World markets aren't making things easy for the Federal Reserve. American central bankers had hoped that 2016 would see solid economic growth, continued employment gains and steadily rising inflation.

But chaotic markets have thrown all those assumptions into question. On Monday, the Standard & Poor’s 500 index closed 166 points, or 8.1 percent, below where it stood at the start of the year. Commodities like copper continued to slide as crude oil prices sank 20 percent to around $30 a barrel, raising investors' fears that slackening global growth is drying up demand for energy and materials.

As Fed officials prepare for their first interest-rate-setting meeting of 2016, market turbulence is poised to loom large over the deliberations. In particular, investors will be wondering whether the Fed sees stock market gyrations as simple noise or a harbinger of economic woes to come.

Markets are all but certain that the Fed will hold off on raising rates when members of the Federal Open Markets Committee meet Tuesday and Wednesday. But the Fed’s announcement should shed light on whether it’s still feasible for the Fed to raise benchmark interest rates four times in 2016 as officials had previously expected.

At present, those projections appear optimistic. “The data that will be important to the Fed don’t seem to lead to them following through on their projections,” said Tina Byles Williams, chief investment officer of the FIS Group, which manages $4.5 billion in assets.

Futures markets, too, are dubious. Bets on coming interest rate moves imply just a 1 percent chance that 2016 will see four rate increases, according to data from the Chicago Mercantile Exchange. The Fed’s rate hike in December was the first since 2006, ending an unprecedented stretch of near-zero interest rates.

When it comes to short-lived market events, Fed officials invariably take the long view, emphasizing a “data dependent” approach to assessing the broader course of economic cycles over the day-to-day vicissitudes of stock prices and energy futures.

But when markets scream, Fed officials take note, especially when market moves affect inflation expectations. That was the case for the Fed’s September 2015 statement, which came on the heels of a stock market correction driven — like the most recent declines — by fears that China’s economy could be decelerating more quickly than expected.


“Recent global economic and financial developments may restrain activity somewhat and likely put further downward pressure on inflation near-term,” Fed officials wrote in September. Analysts at Deutsche Bank expect the Fed to include similar language in this week’s monetary-policy statement, striking “a more cautious tone” than December’s upbeat missive, according to a recent note to clients. 

For Fed officials, the biggest economic concerns are global. The twin forces of falling energy prices and rising exchange rates threaten to further dampen U.S. inflation expectations, which have dragged below the Fed’s target of 2 percent for more than 40 straight months.

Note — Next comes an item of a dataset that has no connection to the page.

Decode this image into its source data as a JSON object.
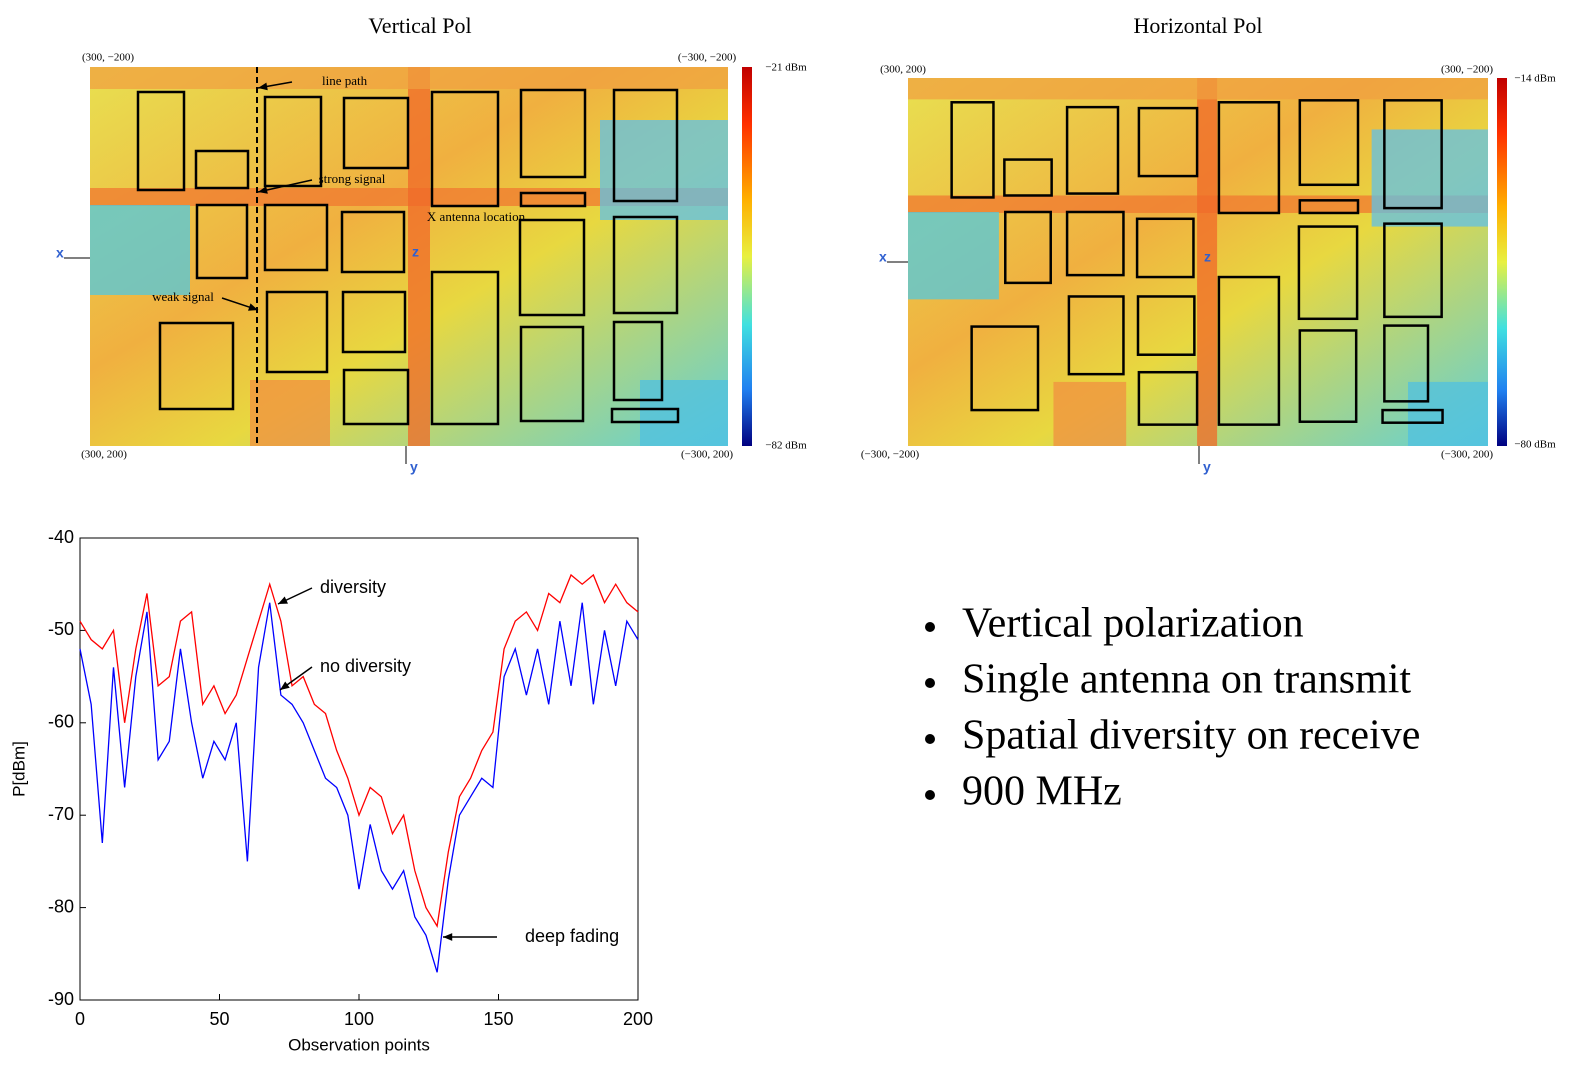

St. Louis Fed chief James Bullard this month warned that oil’s impact on the dollar was “becoming worrisome” for future inflation expectations, despite his contentions that job gains and economic growth in the U.S. would “trump” those headwinds, pushing inflation up sometime in the coming year.

Inflation aside, however, a growing number of global banks have taken 2016’s stock sell-off as a potential bellwether of a coming recession. Last week Bank of America analysts increased their odds of a U.S. recession occurring this year to 1 in 5. “A global growth recession is far from assured, but financial markets seem to be on their way to pricing one in,” analysts at Citigroup wrote.

And although such a downturn remains unlikely, there are concerns that the market’s declines could ripple into the broader economy. “The turbulence in the financial markets is beginning to have an impact on the 'animal spirits,'” said Michael Cheah, an associate professor at New York University School of Professional Studies Center for Global Affairs, who specializes in global finance.

With markets in a state of upheaval and uncertainty, Cheah said, banks and businesses might take a more tempered approach to future spending. “If you’re a bank looking to give loans to an entrepreneur, you might say, 'Let’s not take the risk right now,'” he said.

These kinds of business decisions — together with the so-called wealth effect of affluent stock owners' losing paper money in a market decline — deal a noticeable blow to the economy. A sustained fall of 20 percent in equities markets could push U.S. growth down 2 percent by the end of 2017, analysis conducted by Oxford Economics last week found. Globally, a lengthy market rout could erase 1 percent of expected growth. 

So far, however, Fed officials have placed their faith in an economic expansion that added well over 200,000 jobs a month in 2015. In a speech this month, Atlanta Fed President Dennis Lockhart downplayed concerns that the market’s dips might make economic waves.

“When such volatility develops, I think it's helpful to look at the real economy of the United States — as opposed to the financial economy — and ask if something is fundamentally wrong. Are there serious imbalances that make the broad economy vulnerable to foreign shocks?” Lockhart said. “I don't see that kind of connection in current circumstances.”